Wednesday, February 6, 2008

2008 Jan. Tiny Matador

Last night I watched a 12 year old girl kill a bull.

We were hesitant to go to see a bull fight, but figuring that we may never have a chance again we hawked over the cash and followed the crowds up the stone street past vendors of tiny stuffed animals and cowboy hats, gave our tickets to that taker and could see the round stadium they had built for killing bulls.

Trumpets sounded, a band played and like Roman Emperors we walked under an archway that opened up with a view of the dirt ring that made us both excited for a spectacle. Working Mexicans tended the dirt with chalk and rakes as more people spilled into the stadium. Men in white lab coats that advertised corona hurried about taking orders and bringing you half filled cups of half warm beer.

We found a good place to sit up high on the concrete terrace and waited with anxious anticipation for the night to begin. With the stands sufficiently full, the trumpets sounded again, the band started up and out came our heroic Matadors on horse back with Banderilleros (flag wavers) for an overture of what was to come. The crowd stood and whistled to the Matadors who raised and waived their hats in gracious return.

After much bowing and curtseys, each man returned to the safety outside of the ring and the first bull was let out.

He was a young dark bull who bolted through the gate quickly and then looked confused like he had just been awaken from a dream with a start and didn’t quit know which way to go until the banderilleros came out to show him the way. They continued with this taunt and chase to tire and confuse the animal and with random pass they would spear his mighty shoulders with fancy staffs till a deep red blood began to pour down his side. This set up the animal for out first tiny Matador to appear.

Dressed in a tight grey suit at probably not five feet and only 12 years of age she stepped forth into the dirt and sand alone to face the bull.
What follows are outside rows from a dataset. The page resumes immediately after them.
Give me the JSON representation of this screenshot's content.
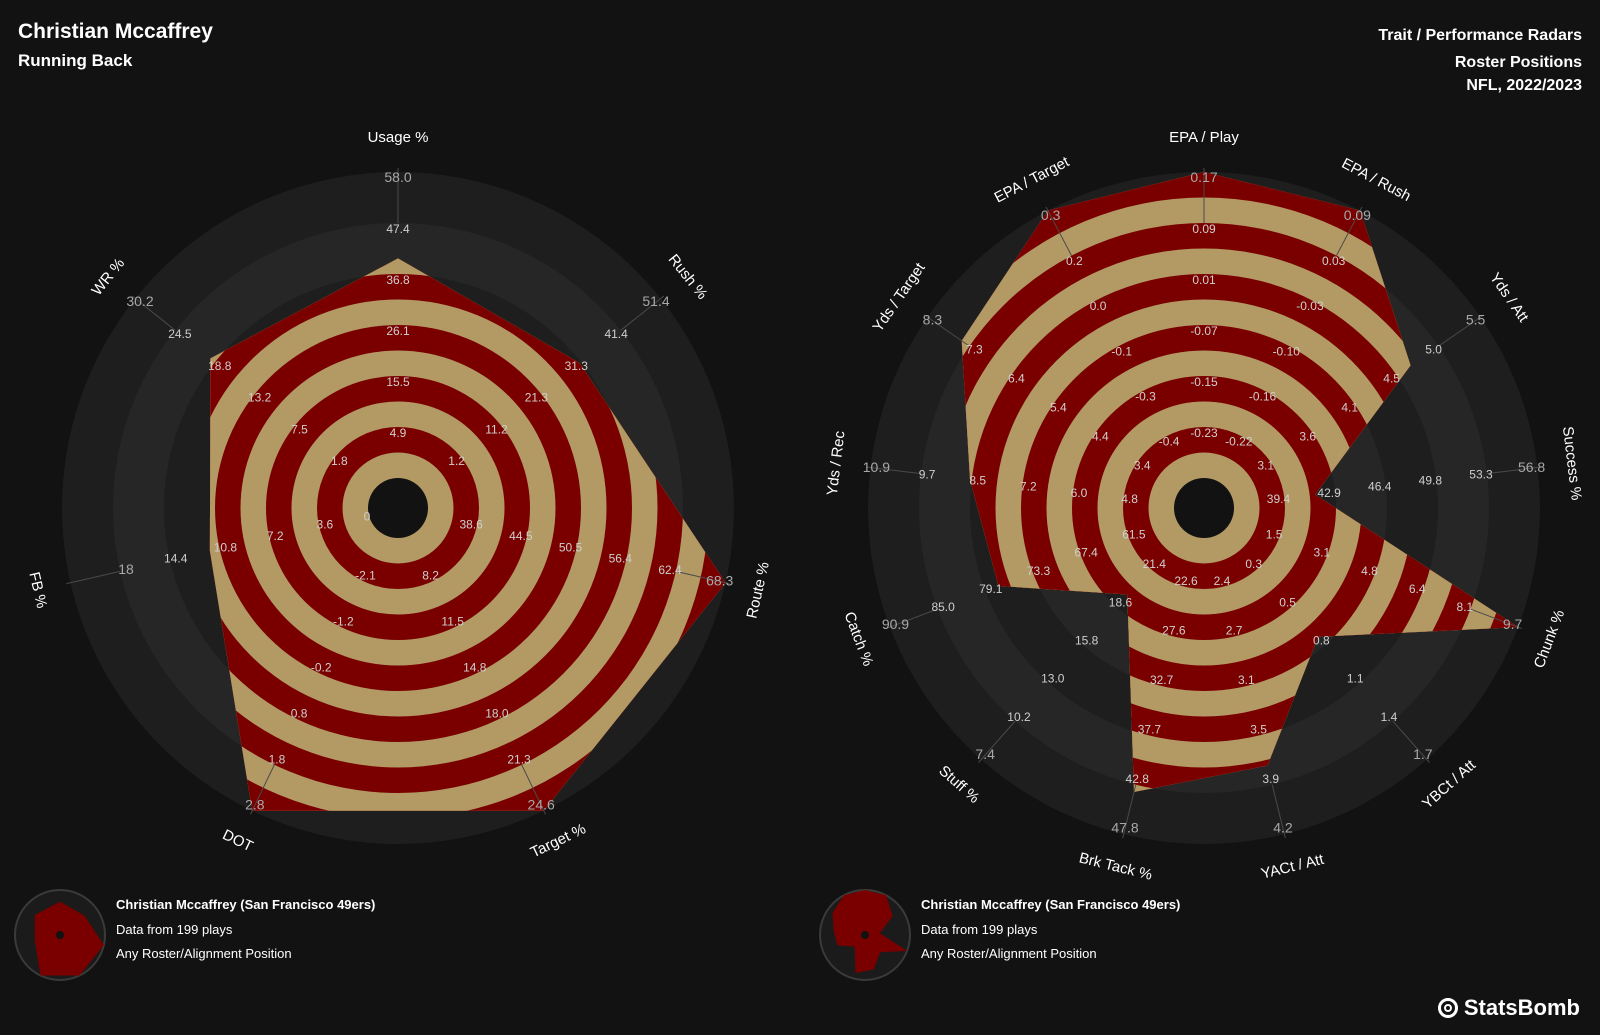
{
  "header": {
    "player_name": "Christian Mccaffrey",
    "position": "Running Back",
    "title": "Trait / Performance Radars",
    "subtitle": "Roster Positions",
    "season": "NFL, 2022/2023"
  },
  "colors": {
    "background": "#121212",
    "ring_dark": "#1e1e1e",
    "ring_light": "#262626",
    "fill_red": "#7a0000",
    "fill_gold": "#b39a64"
  },
  "chart_data": [
    {
      "type": "radar",
      "name": "Trait radar",
      "axes": [
        {
          "label": "Usage %",
          "ticks": [
            "4.9",
            "15.5",
            "26.1",
            "36.8",
            "47.4",
            "58.0"
          ],
          "value": 40
        },
        {
          "label": "Rush %",
          "ticks": [
            "1.2",
            "11.2",
            "21.3",
            "31.3",
            "41.4",
            "51.4"
          ],
          "value": 31
        },
        {
          "label": "Route %",
          "ticks": [
            "38.6",
            "44.5",
            "50.5",
            "56.4",
            "62.4",
            "68.3"
          ],
          "value": 68.3
        },
        {
          "label": "Target %",
          "ticks": [
            "8.2",
            "11.5",
            "14.8",
            "18.0",
            "21.3",
            "24.6"
          ],
          "value": 24.6
        },
        {
          "label": "DOT",
          "ticks": [
            "-2.1",
            "-1.2",
            "-0.2",
            "0.8",
            "1.8",
            "2.8"
          ],
          "value": 2.8
        },
        {
          "label": "FB %",
          "ticks": [
            "3.6",
            "7.2",
            "10.8",
            "14.4",
            "18"
          ],
          "value": 11.5
        },
        {
          "label": "WR %",
          "ticks": [
            "1.8",
            "7.5",
            "13.2",
            "18.8",
            "24.5",
            "30.2"
          ],
          "value": 19.5
        }
      ],
      "extra_tick_labels": [
        "0"
      ]
    },
    {
      "type": "radar",
      "name": "Performance radar",
      "axes": [
        {
          "label": "EPA / Play",
          "ticks": [
            "-0.23",
            "-0.15",
            "-0.07",
            "0.01",
            "0.09",
            "0.17"
          ],
          "value": 0.17
        },
        {
          "label": "EPA / Rush",
          "ticks": [
            "-0.22",
            "-0.16",
            "-0.10",
            "-0.03",
            "0.03",
            "0.09"
          ],
          "value": 0.09
        },
        {
          "label": "Yds / Att",
          "ticks": [
            "3.1",
            "3.6",
            "4.1",
            "4.5",
            "5.0",
            "5.5"
          ],
          "value": 4.7
        },
        {
          "label": "Success %",
          "ticks": [
            "39.4",
            "42.9",
            "46.4",
            "49.8",
            "53.3",
            "56.8"
          ],
          "value": 41.5
        },
        {
          "label": "Chunk %",
          "ticks": [
            "1.5",
            "3.1",
            "4.8",
            "6.4",
            "8.1",
            "9.7"
          ],
          "value": 9.7
        },
        {
          "label": "YBCt / Att",
          "ticks": [
            "0.3",
            "0.5",
            "0.8",
            "1.1",
            "1.4",
            "1.7"
          ],
          "value": 0.8
        },
        {
          "label": "YACt / Att",
          "ticks": [
            "2.4",
            "2.7",
            "3.1",
            "3.5",
            "3.9",
            "4.2"
          ],
          "value": 3.7
        },
        {
          "label": "Brk Tack %",
          "ticks": [
            "22.6",
            "27.6",
            "32.7",
            "37.7",
            "42.8",
            "47.8"
          ],
          "value": 43.5
        },
        {
          "label": "Stuff %",
          "ticks": [
            "21.4",
            "18.6",
            "15.8",
            "13.0",
            "10.2",
            "7.4"
          ],
          "value": 19.5
        },
        {
          "label": "Catch %",
          "ticks": [
            "61.5",
            "67.4",
            "73.3",
            "79.1",
            "85.0",
            "90.9"
          ],
          "value": 77.5
        },
        {
          "label": "Yds / Rec",
          "ticks": [
            "4.8",
            "6.0",
            "7.2",
            "8.5",
            "9.7",
            "10.9"
          ],
          "value": 8.5
        },
        {
          "label": "Yds / Target",
          "ticks": [
            "3.4",
            "4.4",
            "5.4",
            "6.4",
            "7.3",
            "8.3"
          ],
          "value": 7.5
        },
        {
          "label": "EPA / Target",
          "ticks": [
            "-0.4",
            "-0.3",
            "-0.1",
            "0.0",
            "0.2",
            "0.3"
          ],
          "value": 0.3
        }
      ]
    }
  ],
  "legends": [
    {
      "team_line": "Christian Mccaffrey (San Francisco 49ers)",
      "plays_line": "Data from 199 plays",
      "position_line": "Any Roster/Alignment Position"
    },
    {
      "team_line": "Christian Mccaffrey (San Francisco 49ers)",
      "plays_line": "Data from 199 plays",
      "position_line": "Any Roster/Alignment Position"
    }
  ],
  "brand": "StatsBomb"
}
Her ebony hair was pulled back tight and she was armed with nothing but a small red cape and a thin silver sword that glistened from the lights above. The bull approached her now already with a sad expression, his fat white tongue flopping out of his mouth angry that he wasn´t at home, she yelled a command in her small voice and the bull charged head down through the cape. Our tiny matador stepped tight and pulled up straight like a plie, she danced in this way with the bull and with each successful pass the crowd would yell ¨Ole!¨

After several successful passes she stood to face the arena and as if the bull had been coached for this moment of recognition, he stopped and faced the people also.

The tiny matador raised her sword to applause and the bull, now looking much older and slowing looked up as if to say, ¨Why, oh why am I here? Today started off as such a nice day… I had no idea it would end like this. Which one of you will help me go home? I only want to go home and rest. I do not want to play this game anymore.¨

I thought about how American mothers of boys once felt knowing that there may be a time that their sons would be drafted and sent off to war, and I wondered if somehow heifers could innately feel the same remorse for their young bulls, knowing that there would be a time when those babes would be slaughtered for the logic of others.
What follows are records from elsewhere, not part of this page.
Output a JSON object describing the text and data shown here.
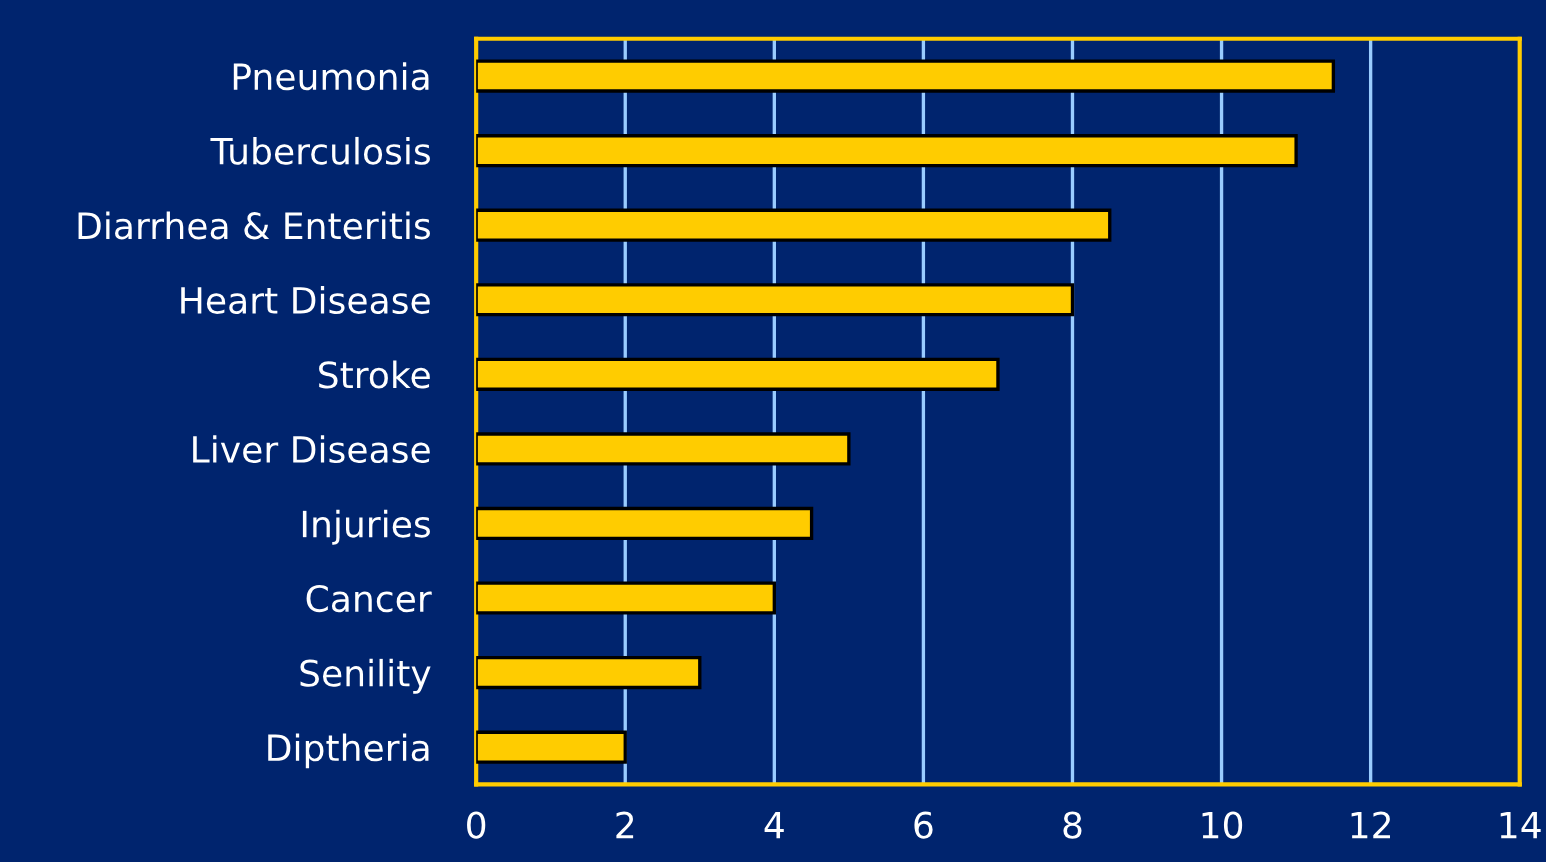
{
  "chart_data": {
    "type": "bar",
    "orientation": "horizontal",
    "categories": [
      "Pneumonia",
      "Tuberculosis",
      "Diarrhea & Enteritis",
      "Heart Disease",
      "Stroke",
      "Liver Disease",
      "Injuries",
      "Cancer",
      "Senility",
      "Diptheria"
    ],
    "values": [
      11.5,
      11.0,
      8.5,
      8.0,
      7.0,
      5.0,
      4.5,
      4.0,
      3.0,
      2.0
    ],
    "color": "#ffcc00",
    "xlim": [
      0,
      14
    ],
    "xticks": [
      0,
      2,
      4,
      6,
      8,
      10,
      12,
      14
    ],
    "grid": "x"
  }
}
The trumpets blew to start the band and with the moment over, the small girl, our tiny matador again commanded the tired dark bull to pass. The bull, not realizing what may happen, but only knowing instinctually all that a bull must know- charge, survive, charge, survive, charged again and the tiny matador standing as tall as she was able, reached high her sword and then thrust it down between the shoulders of the beast, stabbing his mighty heart and causing him to stumble with a solemn thud, first his front legs and then his back, you could see him breathing slow and heavy and lay his head at last on the ground to a thunderous round of applause.

At this the workers quickly took to the ring and one ran up to the bull with a long knife, jabbed it in the back of the bulls skull kicking his legs out and shot blood out his mouth. The animal was at last dead.

Two strong Clydesdale type horses came out, and with a chain wrapped around his fallen horns, they dragged the bull away to the recesses of the stadium. His battle done, his life extinguished, he could at last go home.